When he finally reached the rocky bluff he looked down at the lights  dotting the little valley, the lights of the small town of Cold Plains,  Wyoming. His brother Samuel's town. Micah reached up and touched the  scar, now barely discernible through his thick dark hair on the left  side of his head, the place where Samuel's henchman, Dax Roberts, had  shot him while Micah had sat in his car. Dax had left him for dead.                       
       
           



       

Fortunately for Micah he hadn't died, but had come out of a three-month  coma with the fierce, driving need for revenge against the fraternal  twin he'd always somehow known was a dangerous, narcissistic sociopath.

Unfortunately, Samuel was also charming and slick and powerful, making him a natural leader that people wanted to follow.

Five months ago Micah had been sitting in a small-town Kansas coffee  shop where he'd landed after his last mission for a little downtime when  he'd seen a face almost identical to his own flash across the  television mounted to the wall.
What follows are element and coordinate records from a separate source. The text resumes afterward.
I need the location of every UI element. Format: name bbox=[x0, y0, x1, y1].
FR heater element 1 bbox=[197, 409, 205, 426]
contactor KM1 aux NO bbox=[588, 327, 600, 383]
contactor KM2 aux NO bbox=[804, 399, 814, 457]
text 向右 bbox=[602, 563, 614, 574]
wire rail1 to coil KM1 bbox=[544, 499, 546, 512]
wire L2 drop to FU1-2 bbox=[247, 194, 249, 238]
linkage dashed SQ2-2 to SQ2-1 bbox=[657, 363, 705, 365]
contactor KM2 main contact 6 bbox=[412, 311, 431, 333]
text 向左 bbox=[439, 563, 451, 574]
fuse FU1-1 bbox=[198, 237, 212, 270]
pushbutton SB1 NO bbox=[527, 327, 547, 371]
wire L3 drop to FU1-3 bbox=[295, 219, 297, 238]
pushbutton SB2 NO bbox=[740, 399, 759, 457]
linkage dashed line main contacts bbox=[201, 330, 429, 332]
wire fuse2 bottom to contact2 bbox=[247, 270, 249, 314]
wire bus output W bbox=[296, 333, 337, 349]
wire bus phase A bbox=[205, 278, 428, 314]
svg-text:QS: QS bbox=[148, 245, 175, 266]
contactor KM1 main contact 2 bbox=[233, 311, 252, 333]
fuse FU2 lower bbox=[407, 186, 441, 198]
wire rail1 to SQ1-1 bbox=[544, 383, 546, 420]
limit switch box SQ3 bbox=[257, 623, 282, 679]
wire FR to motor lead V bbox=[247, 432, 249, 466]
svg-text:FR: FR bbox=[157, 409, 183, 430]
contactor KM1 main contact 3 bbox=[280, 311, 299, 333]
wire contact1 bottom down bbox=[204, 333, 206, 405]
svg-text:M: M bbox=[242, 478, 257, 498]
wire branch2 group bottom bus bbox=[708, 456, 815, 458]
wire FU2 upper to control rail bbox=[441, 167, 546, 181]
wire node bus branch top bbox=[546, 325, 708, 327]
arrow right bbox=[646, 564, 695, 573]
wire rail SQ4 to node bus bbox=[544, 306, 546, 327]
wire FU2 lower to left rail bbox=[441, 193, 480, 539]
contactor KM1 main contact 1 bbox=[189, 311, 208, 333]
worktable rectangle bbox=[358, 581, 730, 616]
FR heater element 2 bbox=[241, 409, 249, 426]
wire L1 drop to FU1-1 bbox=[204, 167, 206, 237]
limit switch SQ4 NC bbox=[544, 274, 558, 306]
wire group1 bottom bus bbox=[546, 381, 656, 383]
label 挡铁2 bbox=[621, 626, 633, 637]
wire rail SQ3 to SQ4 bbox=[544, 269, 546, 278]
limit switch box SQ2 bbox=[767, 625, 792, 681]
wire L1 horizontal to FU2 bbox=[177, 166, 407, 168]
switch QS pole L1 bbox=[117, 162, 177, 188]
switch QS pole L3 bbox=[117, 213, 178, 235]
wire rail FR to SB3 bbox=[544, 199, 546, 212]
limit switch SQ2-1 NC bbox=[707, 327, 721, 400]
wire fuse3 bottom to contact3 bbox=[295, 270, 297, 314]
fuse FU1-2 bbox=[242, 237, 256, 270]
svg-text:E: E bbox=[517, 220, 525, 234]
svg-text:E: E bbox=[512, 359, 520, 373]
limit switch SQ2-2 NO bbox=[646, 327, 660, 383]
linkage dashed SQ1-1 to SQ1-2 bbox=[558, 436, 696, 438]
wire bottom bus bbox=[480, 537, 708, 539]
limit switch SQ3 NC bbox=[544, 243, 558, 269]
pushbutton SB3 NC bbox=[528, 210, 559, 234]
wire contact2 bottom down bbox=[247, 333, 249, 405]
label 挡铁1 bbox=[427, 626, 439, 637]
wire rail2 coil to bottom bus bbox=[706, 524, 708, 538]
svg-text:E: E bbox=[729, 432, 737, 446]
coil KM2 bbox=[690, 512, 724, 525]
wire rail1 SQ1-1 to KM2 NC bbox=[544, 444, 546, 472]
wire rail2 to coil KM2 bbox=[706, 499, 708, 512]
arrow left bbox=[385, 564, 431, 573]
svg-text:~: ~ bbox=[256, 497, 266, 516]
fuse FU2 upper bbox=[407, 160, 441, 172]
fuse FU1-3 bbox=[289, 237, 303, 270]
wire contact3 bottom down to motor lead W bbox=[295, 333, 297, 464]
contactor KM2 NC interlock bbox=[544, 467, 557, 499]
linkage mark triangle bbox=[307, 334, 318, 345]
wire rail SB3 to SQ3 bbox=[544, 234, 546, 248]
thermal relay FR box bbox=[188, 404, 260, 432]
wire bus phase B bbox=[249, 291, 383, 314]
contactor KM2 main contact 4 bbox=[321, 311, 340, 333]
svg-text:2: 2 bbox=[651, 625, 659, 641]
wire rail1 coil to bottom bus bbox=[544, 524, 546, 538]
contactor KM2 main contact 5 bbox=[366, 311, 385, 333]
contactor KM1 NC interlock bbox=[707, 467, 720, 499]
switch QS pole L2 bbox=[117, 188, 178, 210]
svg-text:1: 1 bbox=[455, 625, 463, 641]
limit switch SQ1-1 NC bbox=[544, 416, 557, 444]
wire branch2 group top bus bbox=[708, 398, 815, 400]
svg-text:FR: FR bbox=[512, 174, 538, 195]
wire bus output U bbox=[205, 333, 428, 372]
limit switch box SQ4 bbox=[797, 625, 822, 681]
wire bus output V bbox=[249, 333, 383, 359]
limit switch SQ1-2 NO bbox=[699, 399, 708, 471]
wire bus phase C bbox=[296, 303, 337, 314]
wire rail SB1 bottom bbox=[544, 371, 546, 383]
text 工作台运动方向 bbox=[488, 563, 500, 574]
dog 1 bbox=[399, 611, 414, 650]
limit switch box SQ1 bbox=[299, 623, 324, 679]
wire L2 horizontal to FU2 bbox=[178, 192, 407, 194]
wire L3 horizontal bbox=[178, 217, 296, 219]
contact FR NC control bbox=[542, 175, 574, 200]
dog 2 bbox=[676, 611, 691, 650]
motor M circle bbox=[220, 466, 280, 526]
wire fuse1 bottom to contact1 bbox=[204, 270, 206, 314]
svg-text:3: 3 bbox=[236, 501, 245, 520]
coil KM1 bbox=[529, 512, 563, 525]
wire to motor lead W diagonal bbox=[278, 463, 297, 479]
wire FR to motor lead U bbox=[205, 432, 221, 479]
Stunned, he'd watched a news story unfold that told him his brother  Samuel was being questioned by the FBI and local police in connection  with the murders of five women found all across Wyoming. All the women  had one thing in common: Cold Plains, the town where his wealthy,  motivational-speaker brother wielded unbelievable influence and power.

Micah had immediately contacted the FBI and been put in touch with an  agent named Hawk Bledsoe. The two had made arrangements to meet the next  day but, before Micah could make that meeting, he'd caught the bullet  to his head.